1. Assess payer value. The first step ASCs must take is assessing the payer's value, Mr. Kilton said. Providers should consider factors such as whether aligning with the payer will enhance access to patients and how much revenue the contract will represent.
"Make sure that when the contract's in place, it's valuable enough to make it worthwhile," he said.
2. Consider payer mix. It's important for providers to track their payer mix, taking into account that many payers have more than one product in most markets, Mr. Kilton said. When negotiating a contract, surgery centers should make sure they know whether they're contracting for all of the insurer's products or only some of them, as well as whether a payor offers different rates by product
Additionally, providers should analyze how new volume from a payer contract will affect costs and revenue, since new cases may readjust the average cost per case.
3. Assess the ASC's potential market value. From a payer's perspective, ASCs add value to provider networks by expanding options and lowering the cost of accessing services, Mr. Kilton said. He advises surgery centers focus on demonstrating how they enable payers the opportunity to cut costs through less expensive access to services.
ASCs should also identify what differentiates them compared to other surgery centers and hospitals in the market, according to Mr. Kilton. This includes surgeons and specialties unique to the market and special equipment or capabilities.
4. Evaluate the center's case mix. ASCs should know their case mix by specialty and subspecialty. Mr. Kilton also said they should break down their case mix by age and by Medicare versus commercial payers.
"It helps to identify both what you need to be reimbursed and what your costs are," he said. "Make sure you're counting cases, not procedures. Those can be extremely different numbers."

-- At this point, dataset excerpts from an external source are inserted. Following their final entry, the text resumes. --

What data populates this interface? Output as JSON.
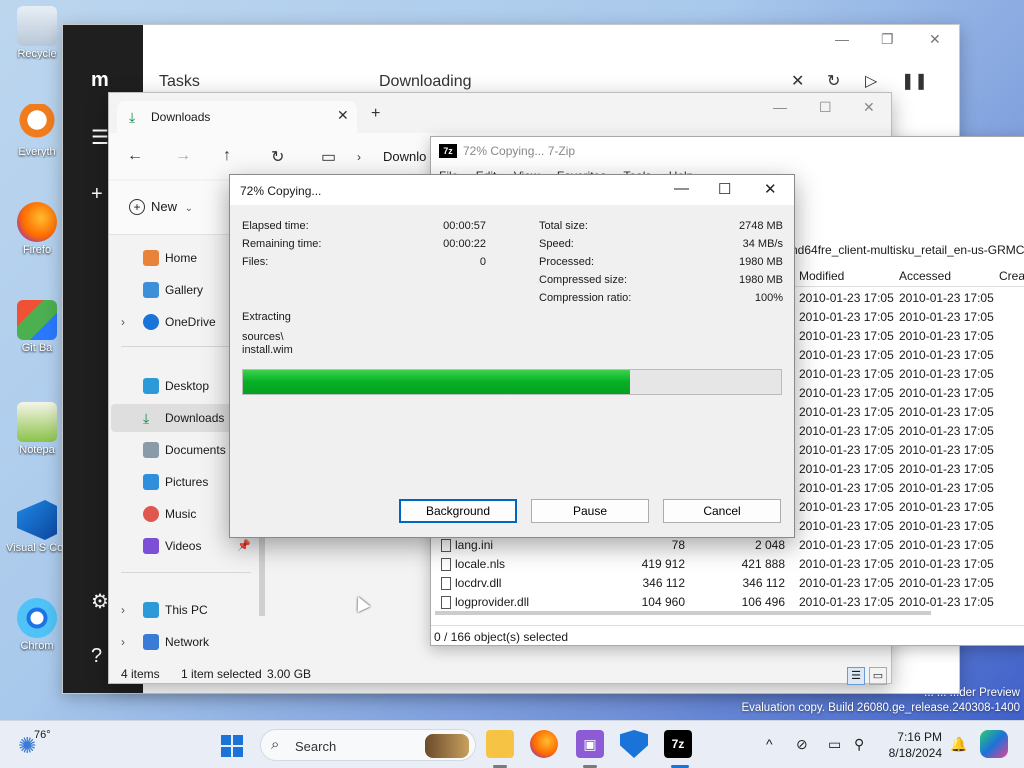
{
  "desktop": {
    "icons": [
      "Recycle",
      "Everyth",
      "Firefo",
      "Git Ba",
      "Notepa",
      "Visual S Cod",
      "Chrom"
    ]
  },
  "tasks_window": {
    "title": "Tasks",
    "header": "Downloading"
  },
  "explorer": {
    "tab_title": "Downloads",
    "breadcrumb": "Downlo",
    "new_label": "New",
    "nav": {
      "home": "Home",
      "gallery": "Gallery",
      "onedrive": "OneDrive",
      "desktop": "Desktop",
      "downloads": "Downloads",
      "documents": "Documents",
      "pictures": "Pictures",
      "music": "Music",
      "videos": "Videos",
      "thispc": "This PC",
      "network": "Network"
    },
    "status": {
      "items": "4 items",
      "selected": "1 item selected",
      "size": "3.00 GB"
    }
  },
  "sevenzip": {
    "title": "72% Copying... 7-Zip",
    "menu": [
      "File",
      "Edit",
      "View",
      "Favorites",
      "Tools",
      "Help"
    ],
    "path": "nd64fre_client-multisku_retail_en-us-GRMCX",
    "columns": {
      "modified": "Modified",
      "accessed": "Accessed",
      "created": "Creat"
    },
    "date_rows": [
      {
        "modified": "2010-01-23 17:05",
        "accessed": "2010-01-23 17:05"
      },
      {
        "modified": "2010-01-23 17:05",
        "accessed": "2010-01-23 17:05"
      },
      {
        "modified": "2010-01-23 17:05",
        "accessed": "2010-01-23 17:05"
      },
      {
        "modified": "2010-01-23 17:05",
        "accessed": "2010-01-23 17:05"
      },
      {
        "modified": "2010-01-23 17:05",
        "accessed": "2010-01-23 17:05"
      },
      {
        "modified": "2010-01-23 17:05",
        "accessed": "2010-01-23 17:05"
      },
      {
        "modified": "2010-01-23 17:05",
        "accessed": "2010-01-23 17:05"
      },
      {
        "modified": "2010-01-23 17:05",
        "accessed": "2010-01-23 17:05"
      },
      {
        "modified": "2010-01-23 17:05",
        "accessed": "2010-01-23 17:05"
      },
      {
        "modified": "2010-01-23 17:05",
        "accessed": "2010-01-23 17:05"
      },
      {
        "modified": "2010-01-23 17:05",
        "accessed": "2010-01-23 17:05"
      },
      {
        "modified": "2010-01-23 17:05",
        "accessed": "2010-01-23 17:05"
      },
      {
        "modified": "2010-01-23 17:05",
        "accessed": "2010-01-23 17:05"
      }
    ],
    "file_rows": [
      {
        "name": "lang.ini",
        "size": "78",
        "packed": "2 048",
        "modified": "2010-01-23 17:05",
        "accessed": "2010-01-23 17:05"
      },
      {
        "name": "locale.nls",
        "size": "419 912",
        "packed": "421 888",
        "modified": "2010-01-23 17:05",
        "accessed": "2010-01-23 17:05"
      },
      {
        "name": "locdrv.dll",
        "size": "346 112",
        "packed": "346 112",
        "modified": "2010-01-23 17:05",
        "accessed": "2010-01-23 17:05"
      },
      {
        "name": "logprovider.dll",
        "size": "104 960",
        "packed": "106 496",
        "modified": "2010-01-23 17:05",
        "accessed": "2010-01-23 17:05"
      }
    ],
    "status": "0 / 166 object(s) selected"
  },
  "copy_dialog": {
    "title": "72% Copying...",
    "left": {
      "elapsed_label": "Elapsed time:",
      "elapsed": "00:00:57",
      "remaining_label": "Remaining time:",
      "remaining": "00:00:22",
      "files_label": "Files:",
      "files": "0"
    },
    "right": {
      "total_label": "Total size:",
      "total": "2748 MB",
      "speed_label": "Speed:",
      "speed": "34 MB/s",
      "processed_label": "Processed:",
      "processed": "1980 MB",
      "compressed_label": "Compressed size:",
      "compressed": "1980 MB",
      "ratio_label": "Compression ratio:",
      "ratio": "100%"
    },
    "operation": "Extracting",
    "folder": "sources\\",
    "file": "install.wim",
    "progress": 0.72,
    "buttons": {
      "background": "Background",
      "pause": "Pause",
      "cancel": "Cancel"
    }
  },
  "watermark": {
    "line1": "... ... ...der Preview",
    "line2": "Evaluation copy. Build 26080.ge_release.240308-1400"
  },
  "taskbar": {
    "weather_temp": "76°",
    "search_placeholder": "Search",
    "time": "7:16 PM",
    "date": "8/18/2024"
  },
  "colors": {
    "progress_green": "#06b025",
    "accent": "#0067c0",
    "taskbar_bg": "#e9eef6"
  }
}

5. Address payment methodologies. Awareness and familiarity with various payment methodologies allows ASCs to structure a proposal for the services provided and can serve to reduce the negotiation timeline, according to Mr. Kilton.

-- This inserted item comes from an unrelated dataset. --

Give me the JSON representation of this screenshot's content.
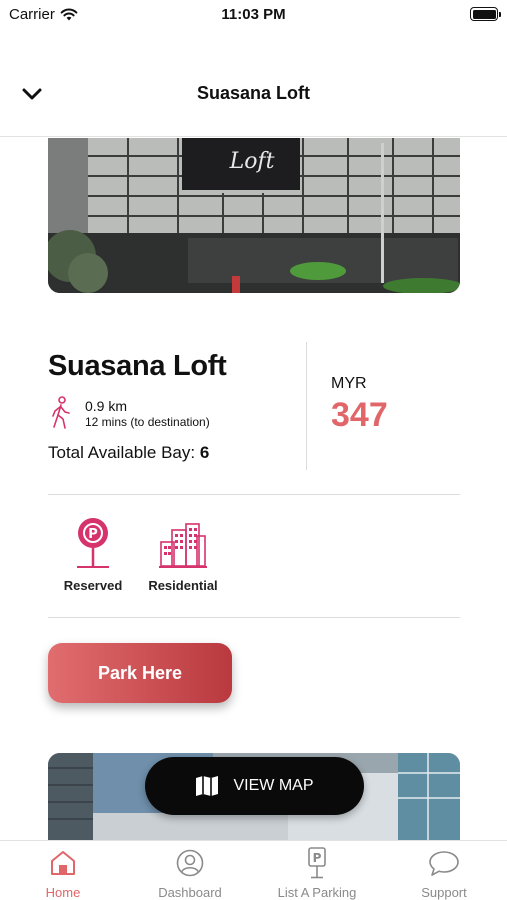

Factors to consider include how the payer reimburses for multiple procedures, multilevel procedures and implants, he said. Surgery centers should also inquire to determine a payers ability and willingness to work out a customized payment methodology.
6. Don't forget the details when adding new services. Providers can get so excited about bringing new services to their ASC they forget about crucial details that must be sorted out first, Mr. Quinton said.
Before adding new services, he said it's important to consider whether current payer contracts support those services.
"Most often, it's not going to be set up," he said. "It takes time to negotiate or renegotiate that contract."
Additionally, he said ASCs should factor in the timeline for adding new services, payer due diligence, whether their fee schedule will support the new service and how much the service line will cost them and the payer.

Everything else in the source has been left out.